Some reflex made Ashura glance up into the sky. He did a double-take. The clouds there were pink-edged. He was late. "Mother Runnell, I must go now."

"Your good master requiring more favours of your good will?"

"Well I
am
his apprentice."

"More deliveries?"

Ashura stood up and dusted himself down. "No doubt." The next second he was staring at her. "How, how."

"What was in the pot, Ashura?"
And all of a sudden Mother Runnell's eyes didn't seem bleared at all, but emerald and piercing.

"A dead ancient's brain," Ashura replied in a whisper.

"How do you know?"

Ashura looked at the ground, abashed. "I don't know. I didn't look, if that's what you mean. I can only surmise that's what it was from what I heard behind locked doors."

"Ahh," she said, and started rocking, back and forth, very slowly, "you do keep your eyes and ears open, young Mite, after all. I'm glad to hear it. Your life may depend on it, someday." Ashura shivered at the pronouncement but the oracle's smile was warm. "Now come, tell me, what was the brain for?"

"Master Urkhan's old wards are wearing down. He made them from squirrel and cat and other small animals. He's made new ones from chaffinches, but he hasn't used any of them. I think he's after something a little stronger."

"A ward from the
ka
of a dead man?"

Ashura nodded, blushing.

Mother Runnell tutted. "Oh, Mite, what have you got yourself involved in? You know that's a restricted practice. If the burghers heard. Who provided the brain?"

"Trimghoul."

"The psychokine?"

"The same."

"And where did he get it?"

"From Blood Park, so he said."

"And do you really believe him, Ashura?" Ashura, his correct name. Seriousness. Mother Runnell's questions were in deadly earnest.

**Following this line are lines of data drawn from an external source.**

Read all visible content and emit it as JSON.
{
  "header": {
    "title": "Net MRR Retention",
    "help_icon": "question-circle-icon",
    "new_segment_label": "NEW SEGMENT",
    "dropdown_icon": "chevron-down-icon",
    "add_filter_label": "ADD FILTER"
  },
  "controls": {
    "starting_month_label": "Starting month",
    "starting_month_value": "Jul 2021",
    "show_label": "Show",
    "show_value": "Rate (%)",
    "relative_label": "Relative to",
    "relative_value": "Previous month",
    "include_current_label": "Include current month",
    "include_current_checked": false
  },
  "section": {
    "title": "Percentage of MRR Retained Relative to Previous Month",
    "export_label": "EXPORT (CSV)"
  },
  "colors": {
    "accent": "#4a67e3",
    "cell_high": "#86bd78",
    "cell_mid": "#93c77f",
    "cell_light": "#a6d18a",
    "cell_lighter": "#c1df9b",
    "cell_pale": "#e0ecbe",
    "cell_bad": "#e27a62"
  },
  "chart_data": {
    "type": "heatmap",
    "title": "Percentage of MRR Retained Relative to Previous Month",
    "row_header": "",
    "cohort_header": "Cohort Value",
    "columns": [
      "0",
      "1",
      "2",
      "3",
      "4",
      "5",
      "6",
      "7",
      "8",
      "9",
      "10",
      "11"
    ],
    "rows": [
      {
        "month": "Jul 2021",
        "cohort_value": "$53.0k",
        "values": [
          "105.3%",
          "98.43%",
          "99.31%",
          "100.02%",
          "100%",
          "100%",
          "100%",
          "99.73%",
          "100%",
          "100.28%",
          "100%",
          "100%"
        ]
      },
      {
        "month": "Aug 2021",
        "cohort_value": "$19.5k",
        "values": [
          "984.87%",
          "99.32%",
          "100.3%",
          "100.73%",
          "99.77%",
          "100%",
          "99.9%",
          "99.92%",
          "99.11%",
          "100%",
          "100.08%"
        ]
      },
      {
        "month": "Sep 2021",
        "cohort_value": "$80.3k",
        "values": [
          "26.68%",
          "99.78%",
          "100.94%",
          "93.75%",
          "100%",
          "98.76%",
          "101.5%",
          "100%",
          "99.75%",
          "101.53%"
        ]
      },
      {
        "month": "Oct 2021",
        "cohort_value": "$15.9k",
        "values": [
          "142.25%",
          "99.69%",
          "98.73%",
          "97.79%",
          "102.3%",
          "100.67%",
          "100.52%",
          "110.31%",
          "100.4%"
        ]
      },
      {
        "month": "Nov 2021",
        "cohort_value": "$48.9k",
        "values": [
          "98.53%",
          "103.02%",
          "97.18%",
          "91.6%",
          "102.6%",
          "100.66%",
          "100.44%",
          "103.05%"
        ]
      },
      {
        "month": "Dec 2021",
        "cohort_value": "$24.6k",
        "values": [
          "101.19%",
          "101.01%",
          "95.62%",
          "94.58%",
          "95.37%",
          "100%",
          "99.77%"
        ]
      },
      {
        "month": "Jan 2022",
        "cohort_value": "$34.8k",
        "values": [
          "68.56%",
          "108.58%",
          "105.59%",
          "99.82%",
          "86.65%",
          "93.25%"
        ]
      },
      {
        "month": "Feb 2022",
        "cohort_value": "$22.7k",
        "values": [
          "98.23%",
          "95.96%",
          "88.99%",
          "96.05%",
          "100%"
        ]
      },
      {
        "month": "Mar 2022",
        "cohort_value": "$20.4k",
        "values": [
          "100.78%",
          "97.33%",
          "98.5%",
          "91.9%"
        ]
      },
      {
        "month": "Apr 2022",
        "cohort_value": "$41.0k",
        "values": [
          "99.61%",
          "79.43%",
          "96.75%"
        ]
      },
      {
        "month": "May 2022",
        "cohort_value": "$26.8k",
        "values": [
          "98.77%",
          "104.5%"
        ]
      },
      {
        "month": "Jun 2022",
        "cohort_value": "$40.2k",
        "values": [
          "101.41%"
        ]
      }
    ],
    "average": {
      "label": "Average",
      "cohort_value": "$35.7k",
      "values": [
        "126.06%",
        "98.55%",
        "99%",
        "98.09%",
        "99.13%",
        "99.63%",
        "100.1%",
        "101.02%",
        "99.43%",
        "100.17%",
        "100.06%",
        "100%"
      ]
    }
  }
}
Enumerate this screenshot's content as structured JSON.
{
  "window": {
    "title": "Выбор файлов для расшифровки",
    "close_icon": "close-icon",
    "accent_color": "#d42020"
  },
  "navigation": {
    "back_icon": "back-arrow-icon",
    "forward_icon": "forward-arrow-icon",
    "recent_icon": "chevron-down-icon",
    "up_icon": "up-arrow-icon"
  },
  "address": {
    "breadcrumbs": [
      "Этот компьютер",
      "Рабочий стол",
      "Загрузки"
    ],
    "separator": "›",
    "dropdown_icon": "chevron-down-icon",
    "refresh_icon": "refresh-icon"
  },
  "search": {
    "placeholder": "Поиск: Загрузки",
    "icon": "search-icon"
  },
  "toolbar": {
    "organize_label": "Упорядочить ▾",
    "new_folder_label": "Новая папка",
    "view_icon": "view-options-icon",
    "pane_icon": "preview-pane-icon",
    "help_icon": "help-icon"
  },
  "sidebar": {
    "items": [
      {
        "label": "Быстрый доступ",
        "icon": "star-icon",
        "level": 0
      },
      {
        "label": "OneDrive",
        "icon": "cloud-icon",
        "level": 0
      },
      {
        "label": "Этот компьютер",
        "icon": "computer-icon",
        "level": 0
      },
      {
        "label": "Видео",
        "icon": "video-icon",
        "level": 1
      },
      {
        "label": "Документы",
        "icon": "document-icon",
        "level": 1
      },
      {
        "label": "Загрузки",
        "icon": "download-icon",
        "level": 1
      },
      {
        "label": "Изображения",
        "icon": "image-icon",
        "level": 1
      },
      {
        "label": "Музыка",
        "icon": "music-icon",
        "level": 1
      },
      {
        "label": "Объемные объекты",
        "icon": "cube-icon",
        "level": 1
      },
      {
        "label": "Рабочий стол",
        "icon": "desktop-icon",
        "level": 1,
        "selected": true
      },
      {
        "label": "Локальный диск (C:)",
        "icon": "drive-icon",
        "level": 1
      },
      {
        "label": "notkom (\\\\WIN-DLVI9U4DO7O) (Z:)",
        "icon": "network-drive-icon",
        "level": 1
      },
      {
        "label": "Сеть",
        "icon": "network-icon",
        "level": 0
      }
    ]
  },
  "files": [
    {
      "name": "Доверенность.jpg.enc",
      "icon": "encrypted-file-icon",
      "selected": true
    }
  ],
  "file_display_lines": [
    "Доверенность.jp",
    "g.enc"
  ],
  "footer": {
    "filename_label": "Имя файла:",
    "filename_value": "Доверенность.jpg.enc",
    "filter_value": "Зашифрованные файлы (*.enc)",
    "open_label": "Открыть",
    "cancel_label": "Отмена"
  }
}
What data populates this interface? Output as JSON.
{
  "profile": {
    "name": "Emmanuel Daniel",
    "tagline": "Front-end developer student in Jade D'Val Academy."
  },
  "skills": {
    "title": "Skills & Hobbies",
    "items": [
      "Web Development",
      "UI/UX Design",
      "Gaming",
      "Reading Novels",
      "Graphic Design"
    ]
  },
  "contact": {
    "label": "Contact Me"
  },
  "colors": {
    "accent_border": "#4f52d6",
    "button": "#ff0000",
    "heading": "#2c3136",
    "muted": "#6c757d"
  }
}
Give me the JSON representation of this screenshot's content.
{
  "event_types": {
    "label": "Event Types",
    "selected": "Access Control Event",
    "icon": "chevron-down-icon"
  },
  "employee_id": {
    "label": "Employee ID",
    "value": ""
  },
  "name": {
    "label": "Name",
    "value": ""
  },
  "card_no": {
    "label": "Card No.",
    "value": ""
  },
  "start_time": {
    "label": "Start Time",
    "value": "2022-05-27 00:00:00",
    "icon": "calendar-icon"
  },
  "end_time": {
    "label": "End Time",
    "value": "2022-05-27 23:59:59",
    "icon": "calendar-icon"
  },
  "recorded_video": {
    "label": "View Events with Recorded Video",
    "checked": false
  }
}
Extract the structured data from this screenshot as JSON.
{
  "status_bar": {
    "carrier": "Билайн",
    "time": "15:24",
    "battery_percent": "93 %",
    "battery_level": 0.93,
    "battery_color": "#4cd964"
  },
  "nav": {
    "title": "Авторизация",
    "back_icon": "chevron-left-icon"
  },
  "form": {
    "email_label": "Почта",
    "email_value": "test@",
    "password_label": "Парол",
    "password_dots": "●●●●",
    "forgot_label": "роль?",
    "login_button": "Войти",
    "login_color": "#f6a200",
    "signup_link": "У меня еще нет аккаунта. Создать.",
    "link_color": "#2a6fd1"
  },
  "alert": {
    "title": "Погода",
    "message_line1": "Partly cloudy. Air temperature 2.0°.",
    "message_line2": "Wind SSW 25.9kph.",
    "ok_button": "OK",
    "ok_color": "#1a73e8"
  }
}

Did he believe Trimghoul? He thought of the man, astride his skittish gelding and shrouded in his habitual garb, an unnerving costume of black net that covered him from head to foot. Things started slotting into place inside Ashura's head, forming a pattern he didn't much care for ― not at all.

His tongue cleaved to the roof of his mouth. "What must I do?" he stammered.

"Act upon your suspicions," she replied simply. "That's not so hard, is it?" Something cold slithered down Ashura's spine.

Foxtongue was waiting inside. She was sitting on a rough oak table, her feet up on a stool. Ashura gave her a worried smile as he made for the door.

"No time to show me a trick or two, Warlock?"

"'Fraid not," he shrugged.

"Do you fear your master's scolding that much?"

Yes, something screamed at him. Yes. But Ashura sensed that whatever displeasure he might encounter by arriving late this afternoon, it was as nothing to the roasting he might suffer should he follow Mother Runnell's advice, as he knew he must.

So he went back to the table where Foxtongue sat and with an unconvincing attempt at a jaunty smile he stroked up the material of her dress, lifted her leg and kissed her calf. And as if she knew, and maybe she did, how he needed someone then, how afraid he really was, she lifted her skirts for him.

Late that night, with the moon full and lime green through his window, Ashura got out of bed and began to dress. He bound his feet in leather thongs, then pulled on stout boots. He slipped on a jacket made from oiled canvas. It was worn and not as tough as he would have liked, but it was all he had. He tied polished black chaps around his trousers. He had bought them to impress womenfolk. Tonight, they would serve a more practical purpose. Life, new form, it was an infection here, and of course the children carried it. Life was strong in them.

He went to the sink and armed himself with a razor. He padded down the stairs, careful not to wake the other sleepers in the tenement. He did not take his bicycle, but trotted light-footed towards the dark centre of the city, and Blood Park.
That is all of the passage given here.